Tuesday 24 October 2017

Doolin's new wave may turn the tide

Eamonn Sweeney

The achievement of the Irish under 19 soccer team in qualifying for next month's European Championships in Romania was pretty extraordinary. In the qualifying tournament, an unfancied Ireland faced host nation Poland, Ukraine, a powerful force at this level who were European Champions in 2009, and Italy, who reached the under 17 semi-finals two years ago.

Yet Ireland defeated Poland 1-0, played a scoreless draw with Ukraine and sealed qualification by trouncing Italy 3-0 with goals from Conor Murphy of Bray Wanderers, Seán Murray of Watford and John O'Sullivan of Blackburn Rovers.

The geographical spread of the team is noteworthy. Goalkeeper Aaron McCarey of Wolves is a former Monaghan United player, centre-back John Egan of Sunderland, son of the legendary Kerry footballer of the same name, is a Corkman while his defensive partner Derrick Williams of Aston Villa hails from Tramore in Waterford. Left-back Joe Shaughnessy of Aberdeen is from Galway while striker Anthony Forde of Wolves is from Ballingarry in Limerick.

Several of the kids have already broken into the first team at their clubs. The season just gone has seen debuts for right-back Matt Doherty at Wolves, for Shaughnessy, for Murray and for Dublin-born midfielder Jeff Hendrick at Derby County, while there is a big buzz about midfielder Samir Carruthers, a former Arsenal schoolboy captain who moved to Aston Villa and played a huge role when the Midlands club reached last year's FA Youth Cup final.

In the finals, Ireland should be strengthened by the return of star defender Sean McGinty who missed the trip to Poland because he was playing for the Manchester United team which won this year's FA Youth Cup final. Kent-born McGinty, who qualifies for Ireland by having a Mayo grandfather, is an outstanding member of what is reputed to be one of United's finest underage teams since the teenage days of Giggs and Scholes.

This is, incredibly, the first time Ireland have qualified for these finals since we won the tournament in 1998, when the competition was for under 18s, with a team managed by Brian Kerr which included Robbie Keane, Richard Dunne and Stephen McPhail. The under 18s were completing a double as an under 16 team with John O'Shea, Andy Reid and Liam Miller had beaten Spain 2-1 in the final earlier the same year.

Since then we've been underwhelming at underage level as we've struggled to find another manager in the Kerr mould. But perhaps the search is over because the Polish round robin was the first qualifying tournament with new boss Paul Doolin at the helm.

Success and Doolin are hardly strangers, four league titles and six FAI cups as a player and manager, Drogheda United's only League of Ireland title attest to that, but it is a boost for domestic soccer to see him follow in the footsteps of Kerr by replicating local success at international level.

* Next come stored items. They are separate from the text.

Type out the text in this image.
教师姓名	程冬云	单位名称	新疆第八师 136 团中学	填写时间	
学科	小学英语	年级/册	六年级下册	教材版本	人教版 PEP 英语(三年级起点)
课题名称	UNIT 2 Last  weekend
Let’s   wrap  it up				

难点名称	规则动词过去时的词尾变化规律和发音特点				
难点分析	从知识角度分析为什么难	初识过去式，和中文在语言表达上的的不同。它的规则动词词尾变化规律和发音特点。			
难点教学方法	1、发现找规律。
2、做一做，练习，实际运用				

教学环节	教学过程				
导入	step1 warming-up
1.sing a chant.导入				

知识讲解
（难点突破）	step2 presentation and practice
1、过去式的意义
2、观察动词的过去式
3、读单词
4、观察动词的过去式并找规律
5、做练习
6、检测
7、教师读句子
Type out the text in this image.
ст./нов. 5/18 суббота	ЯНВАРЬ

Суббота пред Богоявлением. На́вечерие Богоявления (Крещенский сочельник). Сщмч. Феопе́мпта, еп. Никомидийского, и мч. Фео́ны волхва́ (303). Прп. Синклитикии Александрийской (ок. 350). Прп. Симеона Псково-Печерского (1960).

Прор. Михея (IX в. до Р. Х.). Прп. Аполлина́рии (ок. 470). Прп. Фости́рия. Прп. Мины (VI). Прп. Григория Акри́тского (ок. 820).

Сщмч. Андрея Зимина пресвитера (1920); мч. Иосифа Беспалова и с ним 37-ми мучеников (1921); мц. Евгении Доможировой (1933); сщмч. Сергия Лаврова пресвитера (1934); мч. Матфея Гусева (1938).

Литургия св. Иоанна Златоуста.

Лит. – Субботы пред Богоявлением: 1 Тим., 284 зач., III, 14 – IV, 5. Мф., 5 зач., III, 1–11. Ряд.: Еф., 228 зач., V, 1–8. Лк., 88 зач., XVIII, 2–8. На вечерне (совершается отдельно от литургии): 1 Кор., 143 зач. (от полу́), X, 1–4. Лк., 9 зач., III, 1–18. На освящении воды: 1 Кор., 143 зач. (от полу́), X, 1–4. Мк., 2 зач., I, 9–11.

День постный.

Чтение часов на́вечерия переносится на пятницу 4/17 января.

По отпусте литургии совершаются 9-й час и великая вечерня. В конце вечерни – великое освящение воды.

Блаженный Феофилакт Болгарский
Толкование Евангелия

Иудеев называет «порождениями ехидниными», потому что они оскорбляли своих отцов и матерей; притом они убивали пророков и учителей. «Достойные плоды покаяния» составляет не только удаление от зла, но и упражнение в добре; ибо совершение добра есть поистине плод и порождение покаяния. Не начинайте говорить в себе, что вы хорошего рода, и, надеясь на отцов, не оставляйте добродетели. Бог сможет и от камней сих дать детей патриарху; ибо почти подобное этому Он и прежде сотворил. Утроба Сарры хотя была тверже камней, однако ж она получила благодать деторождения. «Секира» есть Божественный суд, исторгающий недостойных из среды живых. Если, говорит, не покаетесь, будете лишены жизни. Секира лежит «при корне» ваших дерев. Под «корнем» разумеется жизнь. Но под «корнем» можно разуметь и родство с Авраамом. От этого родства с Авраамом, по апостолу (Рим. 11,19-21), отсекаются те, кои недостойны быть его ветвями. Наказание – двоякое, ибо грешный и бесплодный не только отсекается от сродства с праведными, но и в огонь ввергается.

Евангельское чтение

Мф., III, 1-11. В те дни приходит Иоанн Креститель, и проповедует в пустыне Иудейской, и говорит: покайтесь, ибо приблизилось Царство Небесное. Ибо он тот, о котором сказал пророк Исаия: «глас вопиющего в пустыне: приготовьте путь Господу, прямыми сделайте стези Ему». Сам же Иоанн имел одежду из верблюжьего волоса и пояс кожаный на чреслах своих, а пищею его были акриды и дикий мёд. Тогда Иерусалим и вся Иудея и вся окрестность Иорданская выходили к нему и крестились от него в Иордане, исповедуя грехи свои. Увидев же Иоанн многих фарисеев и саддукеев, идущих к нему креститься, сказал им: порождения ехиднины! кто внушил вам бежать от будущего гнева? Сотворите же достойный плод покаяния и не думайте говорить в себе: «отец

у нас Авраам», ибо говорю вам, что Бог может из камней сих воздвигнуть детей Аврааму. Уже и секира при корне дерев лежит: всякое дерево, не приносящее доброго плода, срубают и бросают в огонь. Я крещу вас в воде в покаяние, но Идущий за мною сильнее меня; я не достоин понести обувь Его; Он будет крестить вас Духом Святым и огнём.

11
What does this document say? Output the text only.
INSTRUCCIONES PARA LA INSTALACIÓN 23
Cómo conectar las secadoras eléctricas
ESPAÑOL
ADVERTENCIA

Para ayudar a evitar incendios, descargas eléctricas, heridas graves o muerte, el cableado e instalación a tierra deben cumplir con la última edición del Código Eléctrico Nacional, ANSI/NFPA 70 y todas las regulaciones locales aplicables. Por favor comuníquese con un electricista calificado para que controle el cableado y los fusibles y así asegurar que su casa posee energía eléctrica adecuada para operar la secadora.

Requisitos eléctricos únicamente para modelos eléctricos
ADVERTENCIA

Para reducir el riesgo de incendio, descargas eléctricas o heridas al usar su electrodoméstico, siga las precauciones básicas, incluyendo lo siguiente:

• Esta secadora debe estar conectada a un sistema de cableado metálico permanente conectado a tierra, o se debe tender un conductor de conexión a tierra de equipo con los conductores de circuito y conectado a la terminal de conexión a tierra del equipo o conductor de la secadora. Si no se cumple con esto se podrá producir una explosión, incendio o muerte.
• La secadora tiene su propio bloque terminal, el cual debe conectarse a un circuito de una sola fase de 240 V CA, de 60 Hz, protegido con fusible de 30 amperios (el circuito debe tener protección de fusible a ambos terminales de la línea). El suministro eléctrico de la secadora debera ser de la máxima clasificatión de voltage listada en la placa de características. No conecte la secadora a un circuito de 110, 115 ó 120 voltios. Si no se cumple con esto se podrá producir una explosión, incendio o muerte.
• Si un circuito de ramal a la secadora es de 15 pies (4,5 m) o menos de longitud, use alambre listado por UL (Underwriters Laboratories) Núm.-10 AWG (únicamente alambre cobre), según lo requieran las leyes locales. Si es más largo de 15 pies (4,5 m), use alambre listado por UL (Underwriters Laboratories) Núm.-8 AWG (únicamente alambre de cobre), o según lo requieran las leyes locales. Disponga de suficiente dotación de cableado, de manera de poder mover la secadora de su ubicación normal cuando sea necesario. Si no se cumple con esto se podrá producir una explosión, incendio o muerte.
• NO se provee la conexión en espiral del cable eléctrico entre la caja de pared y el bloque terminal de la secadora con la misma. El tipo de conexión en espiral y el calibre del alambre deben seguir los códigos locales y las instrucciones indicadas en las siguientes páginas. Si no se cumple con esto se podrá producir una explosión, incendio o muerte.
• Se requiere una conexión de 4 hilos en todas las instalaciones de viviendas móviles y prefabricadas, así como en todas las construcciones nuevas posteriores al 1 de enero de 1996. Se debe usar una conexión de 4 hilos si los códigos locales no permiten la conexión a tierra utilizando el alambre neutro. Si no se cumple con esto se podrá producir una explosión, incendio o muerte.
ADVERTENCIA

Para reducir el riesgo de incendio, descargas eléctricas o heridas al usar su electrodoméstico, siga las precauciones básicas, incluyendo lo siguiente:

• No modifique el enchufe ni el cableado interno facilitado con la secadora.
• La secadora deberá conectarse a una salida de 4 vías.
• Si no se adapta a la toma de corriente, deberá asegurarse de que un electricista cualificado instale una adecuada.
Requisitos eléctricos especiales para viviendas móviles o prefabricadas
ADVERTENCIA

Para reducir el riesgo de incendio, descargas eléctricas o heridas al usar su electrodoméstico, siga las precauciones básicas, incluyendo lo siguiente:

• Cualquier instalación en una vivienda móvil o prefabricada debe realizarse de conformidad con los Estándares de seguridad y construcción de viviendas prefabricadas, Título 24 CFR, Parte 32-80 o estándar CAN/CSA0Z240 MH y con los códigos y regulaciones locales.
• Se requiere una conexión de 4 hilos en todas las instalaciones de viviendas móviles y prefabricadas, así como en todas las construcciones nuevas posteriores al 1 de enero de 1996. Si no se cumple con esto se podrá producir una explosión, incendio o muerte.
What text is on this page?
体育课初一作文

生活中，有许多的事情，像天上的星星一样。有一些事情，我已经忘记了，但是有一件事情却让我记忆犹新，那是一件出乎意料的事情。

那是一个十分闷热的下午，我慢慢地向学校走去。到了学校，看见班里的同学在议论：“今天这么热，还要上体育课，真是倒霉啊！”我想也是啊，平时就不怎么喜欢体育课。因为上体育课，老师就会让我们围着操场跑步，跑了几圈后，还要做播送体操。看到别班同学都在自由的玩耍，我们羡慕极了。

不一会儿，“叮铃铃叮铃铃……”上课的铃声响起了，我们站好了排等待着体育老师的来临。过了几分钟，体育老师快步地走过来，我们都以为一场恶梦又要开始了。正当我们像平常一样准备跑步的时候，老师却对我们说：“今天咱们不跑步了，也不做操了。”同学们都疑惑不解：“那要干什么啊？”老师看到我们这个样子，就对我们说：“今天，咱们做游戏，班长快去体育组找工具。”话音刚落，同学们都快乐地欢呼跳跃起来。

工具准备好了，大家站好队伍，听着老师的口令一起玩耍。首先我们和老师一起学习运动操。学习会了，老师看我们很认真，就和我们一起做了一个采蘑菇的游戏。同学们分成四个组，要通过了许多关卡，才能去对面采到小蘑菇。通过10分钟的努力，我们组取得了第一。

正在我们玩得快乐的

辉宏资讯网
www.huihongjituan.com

The league has its detractors but there's no doubt that between Doolin, Stephen Kenny, Pat Fenlon, Paul Cook and Michael O'Neill it has had tremendous young managers in recent years, all of whom have the ability to make a mark on a bigger stage.

Players from Kerr's youth teams played a pivotal role when Ireland qualified for the 2002 World Cup and our recent struggles at senior level may not be unconnected with our failure to repeat the heroics of 1998. Hopefully this week's victories may in time prove to be a turning point.